What is the role of the chaperone HSP70?

A

we don’t want dimerization of SR until the ligand is bound.

73
Q

Steps for starting in the nucleus for the SHR/metabolite receptor

A

Starting in the nucleus
1. Hormone enters nucleus and binds to hormone receptor.

  1. Conformational change results in displacement of receptor protein.
  2. Receptor can act as activator protein, resulting in expression of genes.
74
Q

What are some important characteristics of the notch receptor?

A

Notch does not bind to soluble molecules.
The two cells must be spatially proximate.
Notch receptors are used exactly once.

75
Q

What is the pathway for the Notch signaling?

A

Notch receptor on one cell binds to the Notch ligand on an adjacent cell.

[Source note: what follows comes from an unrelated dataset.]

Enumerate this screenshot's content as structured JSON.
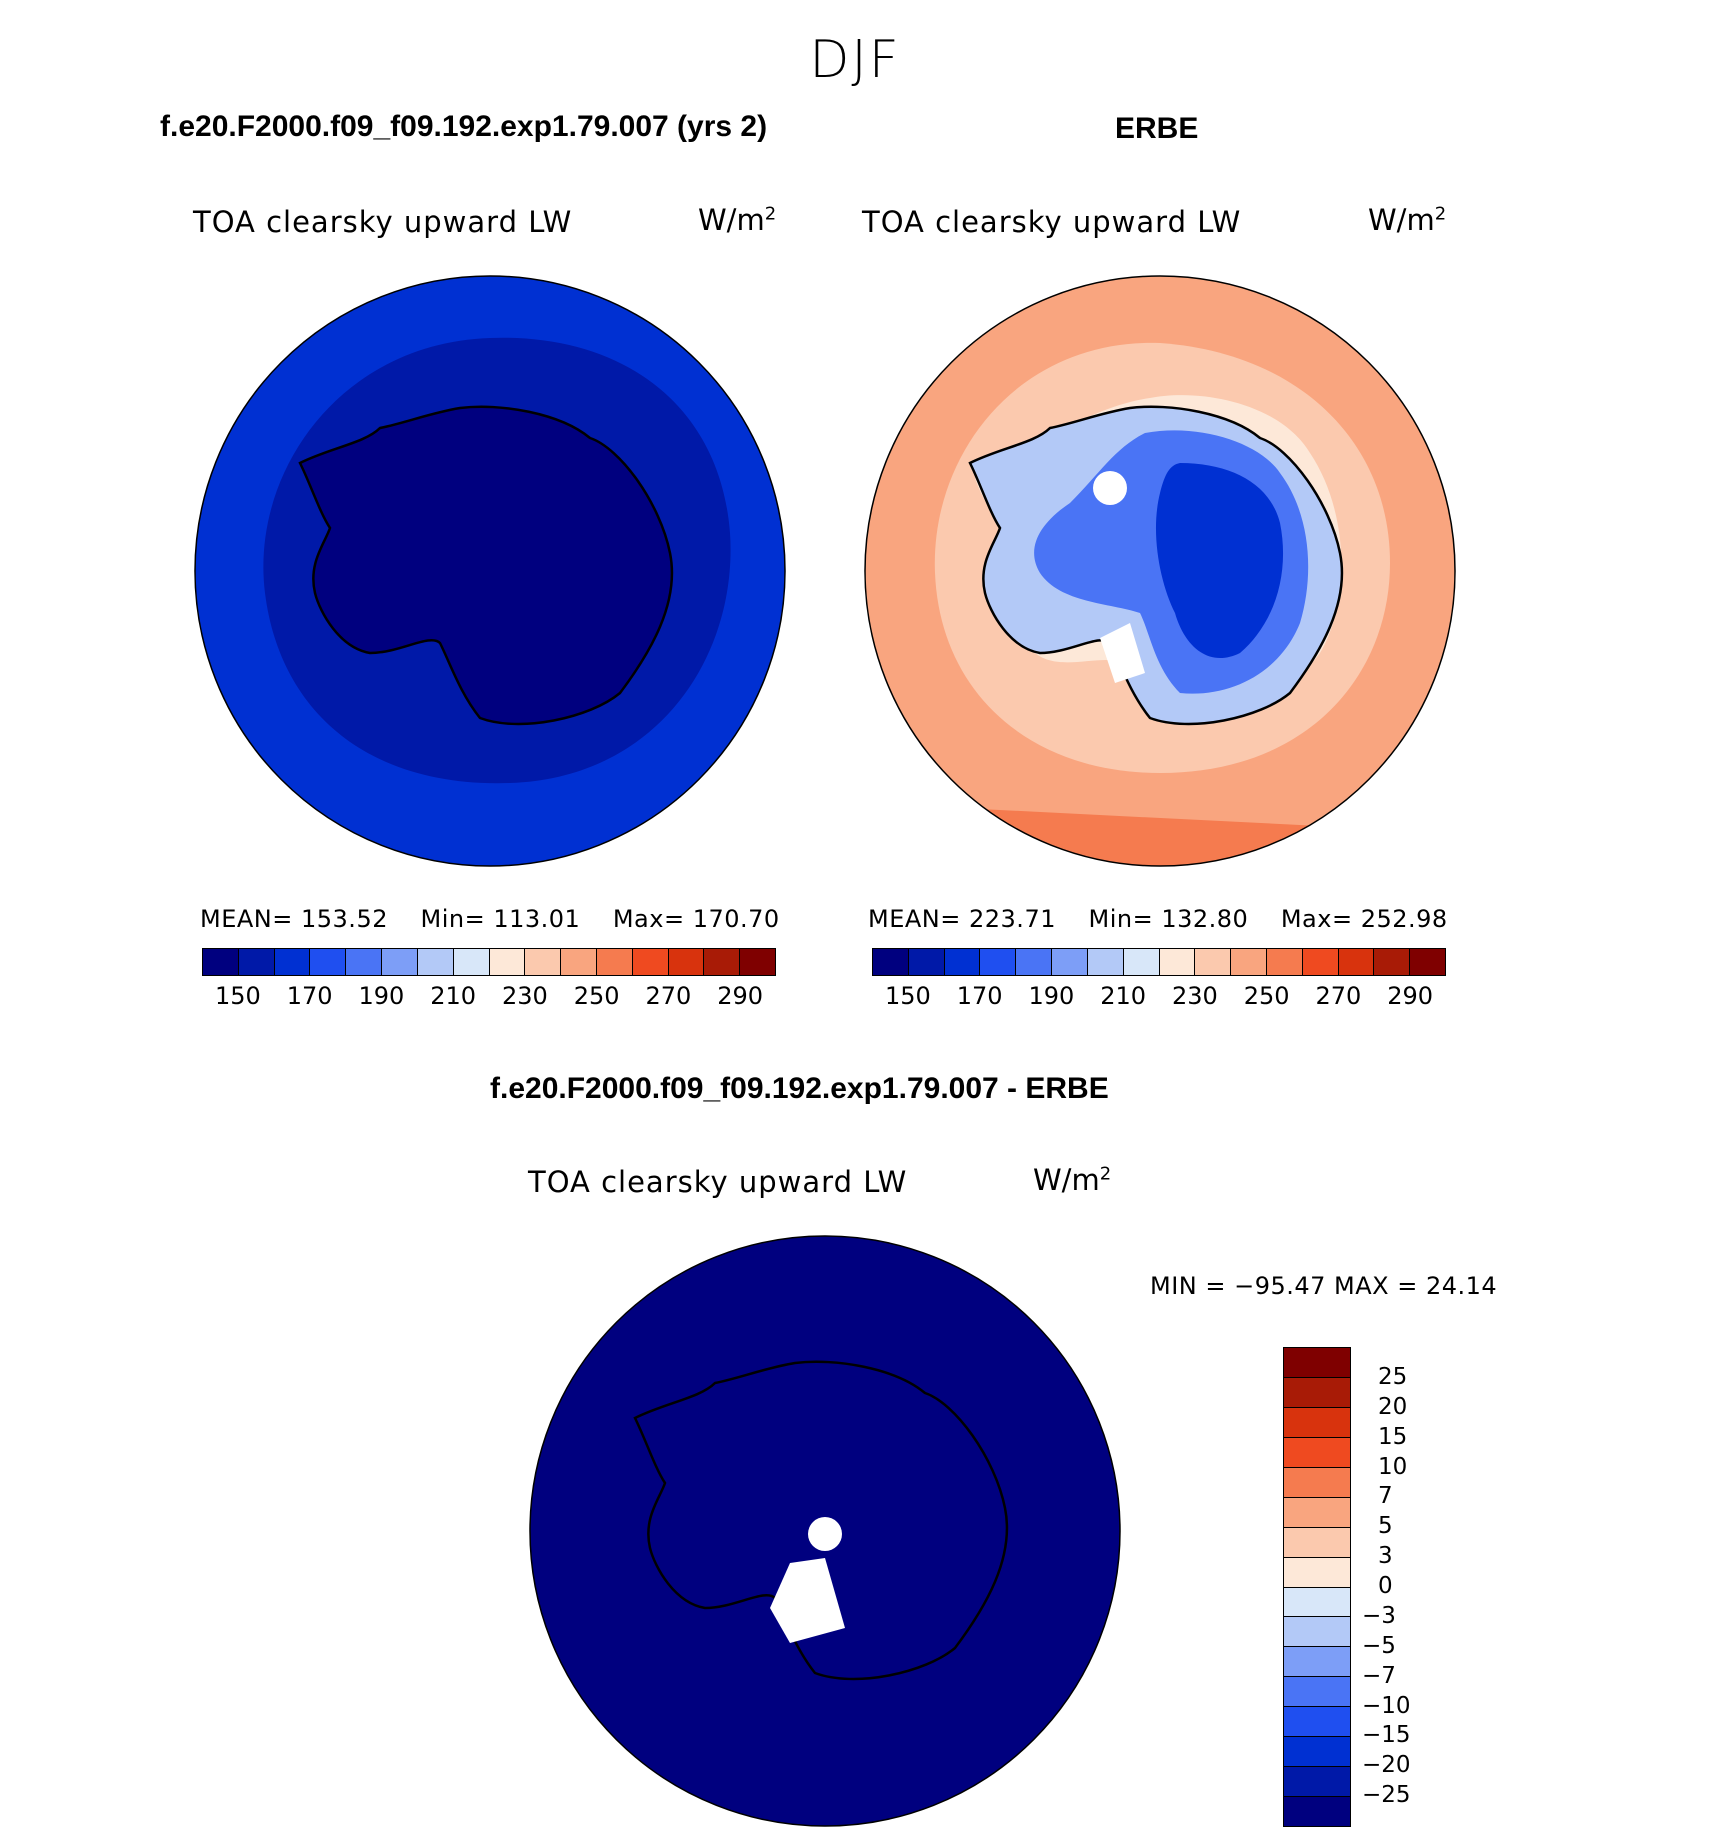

This binding induces proteolytic cleavage of the Notch receptor leading to the release of the intracellular domain of Notch which translocates to the nucleus and activates gene expression.

76
Q

Why does a soluble version of Notch ligand cause Notch signaling to not be observed?

A

The mechanical stretch of the Notch protein exposes a proteolytic cleavage site just proximal of the membrane allowing the cleavage to occur and freeing the NCID from the remainder of the protein.